The deal is Fifth Third's second in the Southeast in four months, following its $288 million agreement in May to acquire the $3 billion-asset R-G Crown, a Casselberry, Fla., division of R&G Financial Corp. of San Juan, Puerto Rico. That deal marked the $101 billion-asset Fifth Third's re-entry into the acquisition market after a two-year absence.
By acquiring First Charter, Fifth Third would get 59 branches, mostly in Charlotte and Raleigh, including a two-branch foothold in the Atlanta market. It would enter Georgia with the purchase of R-G Crown, which has three branches in Augusta. Mr. Kabat said Fifth Third would look for more deals in Georgia but also would build branches there.

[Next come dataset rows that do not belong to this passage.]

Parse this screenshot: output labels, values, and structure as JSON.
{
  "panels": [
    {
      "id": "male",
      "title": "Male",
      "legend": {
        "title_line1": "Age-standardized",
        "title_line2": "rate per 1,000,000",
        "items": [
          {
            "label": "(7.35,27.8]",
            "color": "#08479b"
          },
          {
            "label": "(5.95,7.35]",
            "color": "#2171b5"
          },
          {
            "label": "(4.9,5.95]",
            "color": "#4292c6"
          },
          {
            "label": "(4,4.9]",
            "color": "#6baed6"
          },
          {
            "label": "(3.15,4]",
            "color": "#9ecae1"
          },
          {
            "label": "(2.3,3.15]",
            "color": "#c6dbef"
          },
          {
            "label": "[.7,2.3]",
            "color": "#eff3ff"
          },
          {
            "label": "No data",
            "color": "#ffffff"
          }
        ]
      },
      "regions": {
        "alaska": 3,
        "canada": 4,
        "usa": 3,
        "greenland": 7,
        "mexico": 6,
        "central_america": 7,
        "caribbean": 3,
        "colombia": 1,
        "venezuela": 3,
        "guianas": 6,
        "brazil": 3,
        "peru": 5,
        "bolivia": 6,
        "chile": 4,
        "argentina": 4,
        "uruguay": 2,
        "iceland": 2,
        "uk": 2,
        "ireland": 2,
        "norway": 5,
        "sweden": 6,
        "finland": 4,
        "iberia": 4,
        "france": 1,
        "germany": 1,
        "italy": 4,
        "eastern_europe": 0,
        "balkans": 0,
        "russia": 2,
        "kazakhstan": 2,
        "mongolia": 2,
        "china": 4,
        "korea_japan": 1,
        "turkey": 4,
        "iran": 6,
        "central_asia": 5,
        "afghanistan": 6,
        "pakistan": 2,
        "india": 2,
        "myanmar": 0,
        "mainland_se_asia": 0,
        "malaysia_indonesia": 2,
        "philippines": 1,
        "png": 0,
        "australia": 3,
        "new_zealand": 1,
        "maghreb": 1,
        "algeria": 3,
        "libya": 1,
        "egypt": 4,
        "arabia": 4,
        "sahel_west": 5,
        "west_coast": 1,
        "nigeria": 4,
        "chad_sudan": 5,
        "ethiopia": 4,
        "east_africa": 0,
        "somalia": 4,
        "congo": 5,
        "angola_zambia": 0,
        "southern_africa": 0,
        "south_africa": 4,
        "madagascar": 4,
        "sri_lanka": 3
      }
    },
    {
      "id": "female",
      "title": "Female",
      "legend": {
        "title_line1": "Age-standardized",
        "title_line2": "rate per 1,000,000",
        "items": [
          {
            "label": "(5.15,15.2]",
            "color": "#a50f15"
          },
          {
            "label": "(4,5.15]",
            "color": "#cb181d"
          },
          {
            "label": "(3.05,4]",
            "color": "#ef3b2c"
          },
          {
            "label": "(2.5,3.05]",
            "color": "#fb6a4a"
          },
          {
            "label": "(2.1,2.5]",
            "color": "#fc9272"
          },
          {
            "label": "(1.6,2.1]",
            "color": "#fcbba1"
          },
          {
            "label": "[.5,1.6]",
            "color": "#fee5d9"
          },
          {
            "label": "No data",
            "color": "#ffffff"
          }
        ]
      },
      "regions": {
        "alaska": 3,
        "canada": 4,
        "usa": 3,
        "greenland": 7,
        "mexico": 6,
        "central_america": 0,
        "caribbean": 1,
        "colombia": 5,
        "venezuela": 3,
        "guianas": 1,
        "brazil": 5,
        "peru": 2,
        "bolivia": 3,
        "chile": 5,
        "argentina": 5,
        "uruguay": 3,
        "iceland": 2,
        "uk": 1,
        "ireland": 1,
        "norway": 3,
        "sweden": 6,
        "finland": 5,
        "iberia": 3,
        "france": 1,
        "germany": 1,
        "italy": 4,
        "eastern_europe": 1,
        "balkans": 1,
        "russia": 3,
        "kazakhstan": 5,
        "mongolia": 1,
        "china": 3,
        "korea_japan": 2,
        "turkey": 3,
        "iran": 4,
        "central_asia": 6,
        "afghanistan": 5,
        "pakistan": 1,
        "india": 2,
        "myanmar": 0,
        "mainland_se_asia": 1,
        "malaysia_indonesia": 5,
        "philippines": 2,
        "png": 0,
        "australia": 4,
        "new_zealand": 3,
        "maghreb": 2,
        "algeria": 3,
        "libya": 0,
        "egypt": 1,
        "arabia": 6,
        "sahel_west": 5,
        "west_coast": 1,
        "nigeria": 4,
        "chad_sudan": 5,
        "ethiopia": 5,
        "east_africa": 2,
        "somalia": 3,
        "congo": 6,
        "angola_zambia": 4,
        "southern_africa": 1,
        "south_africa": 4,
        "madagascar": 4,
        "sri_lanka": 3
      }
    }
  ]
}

Though Fifth Third will continue to look at the Southeast, it also is interested in participating in the consolidation of the fragmented Midwestern market. Mr. Kabat said it is also eyeing the Middle Atlantic states. Fifth Third has the capacity to make larger deals, Mr. Kabat said. "We would be comfortable in the $1 billion to $5 billion market cap size. … That's our core strike zone."
That assertion might not sit well with analysts.
"They are losing financial flexibility," and Fifth Third's next cash deal would require it to raise debt, cut back on stock buybacks, or lower capital levels, said Peter J. Winter, an analyst with Bank of Montreal's BMO Capital Markets Corp. Reducing capital might not be a good idea at the beginning of a credit downturn, he said. Also, the price of the First Charter deal, and the fact that it is the second deal in short succession that would require cash, would limit Fifth Third's ability to expand further, he said.
Fifth Third valued First Charter's shares at $31, a 26% premium over their price on Dec. 31, before the stock, and most others in the banking sector, began a steep decline.
Citing the market premium, Gary B. Townsend of Friedman, Billings, Ramsey & Co. Inc., downgraded Fifth Third's shares to "underperform," from "market perform." He said the purchase would be dilutive to earnings for two years.
Mr. Kabat said the 32% premium on core deposits "is actually a little bit lower than what was paid for Southeast deposits in the past," and that the overall price is attractive "on some of the other metrics, like price to the last 12 months of earnings" or book value.
"We think it shows good financial discipline," he said.
Fifth Third's shares fell 2.7% Thursday, while First Charter's rose 38%.